Generalizing surrogate-assisted evolutionary computation

Abstract

Using surrogate models in evolutionary search provides an efficient means of handling today's complex applications plagued with increasing high-computational needs. Recent surrogate-assisted evolutionary frameworks have relied on the use of a variety of different modeling approaches to approximate the complex problem landscape. From these recent studies, one main research issue is with the choice of modeling scheme used, which has been found to affect the performance of evolutionary search significantly. Given that theoretical knowledge available for making a decision on an approximation model a priori is very much limited, this paper describes a generalization of surrogate-assisted evolutionary frameworks for optimization of problems with objectives and constraints that are computationally expensive to evaluate. The generalized evolutionary framework unifies diverse surrogate models synergistically in the evolutionary search.

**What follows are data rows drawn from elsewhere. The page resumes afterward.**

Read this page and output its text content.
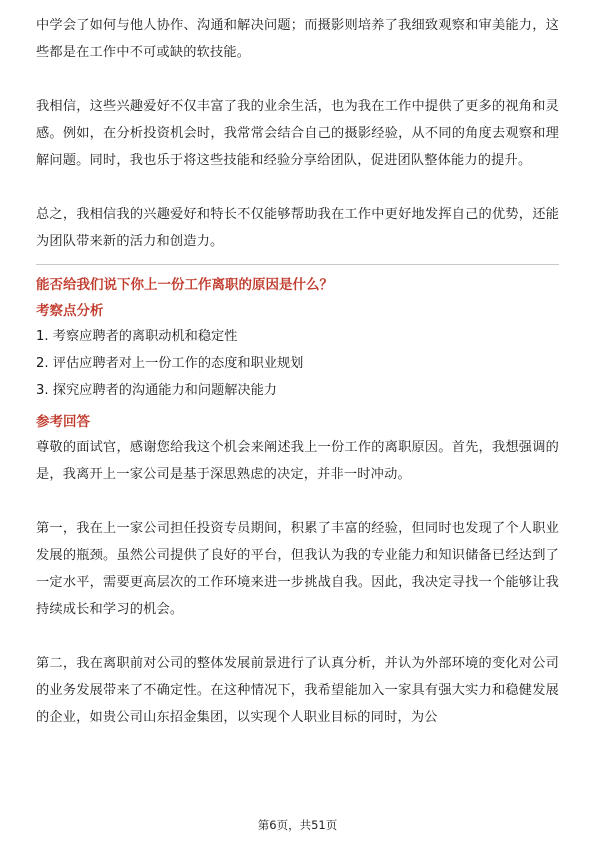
中学会了如何与他人协作、沟通和解决问题；而摄影则培养了我细致观察和审美能力，这些都是在工作中不可或缺的软技能。

我相信，这些兴趣爱好不仅丰富了我的业余生活，也为我在工作中提供了更多的视角和灵感。例如，在分析投资机会时，我常常会结合自己的摄影经验，从不同的角度去观察和理解问题。同时，我也乐于将这些技能和经验分享给团队，促进团队整体能力的提升。

总之，我相信我的兴趣爱好和特长不仅能够帮助我在工作中更好地发挥自己的优势，还能为团队带来新的活力和创造力。

能否给我们说下你上一份工作离职的原因是什么？

考察点分析

1. 考察应聘者的离职动机和稳定性

2. 评估应聘者对上一份工作的态度和职业规划

3. 探究应聘者的沟通能力和问题解决能力

参考回答

尊敬的面试官，感谢您给我这个机会来阐述我上一份工作的离职原因。首先，我想强调的是，我离开上一家公司是基于深思熟虑的决定，并非一时冲动。

第一，我在上一家公司担任投资专员期间，积累了丰富的经验，但同时也发现了个人职业发展的瓶颈。虽然公司提供了良好的平台，但我认为我的专业能力和知识储备已经达到了一定水平，需要更高层次的工作环境来进一步挑战自我。因此，我决定寻找一个能够让我持续成长和学习的机会。

第二，我在离职前对公司的整体发展前景进行了认真分析，并认为外部环境的变化对公司的业务发展带来了不确定性。在这种情况下，我希望能加入一家具有强大实力和稳健发展的企业，如贵公司山东招金集团，以实现个人职业目标的同时，为公

第6页，共51页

In particular, it focuses on attaining reliable search performance in the surrogate-assisted evolutionary framework by working on two major issues: 1) to mitigate the 'curse of uncertainty' robustly, and 2) to benefit from the 'bless of uncertainty.' The backbone of the generalized framework is a surrogate-assisted memetic algorithm that conducts simultaneous local searches using ensemble and smoothing surrogate models, with the aims of generating reliable fitness prediction and search improvements simultaneously. Empirical study on commonly used optimization benchmark problems indicates that the generalized framework is capable of attaining reliable, high quality, and efficient performance under a limited computational budget.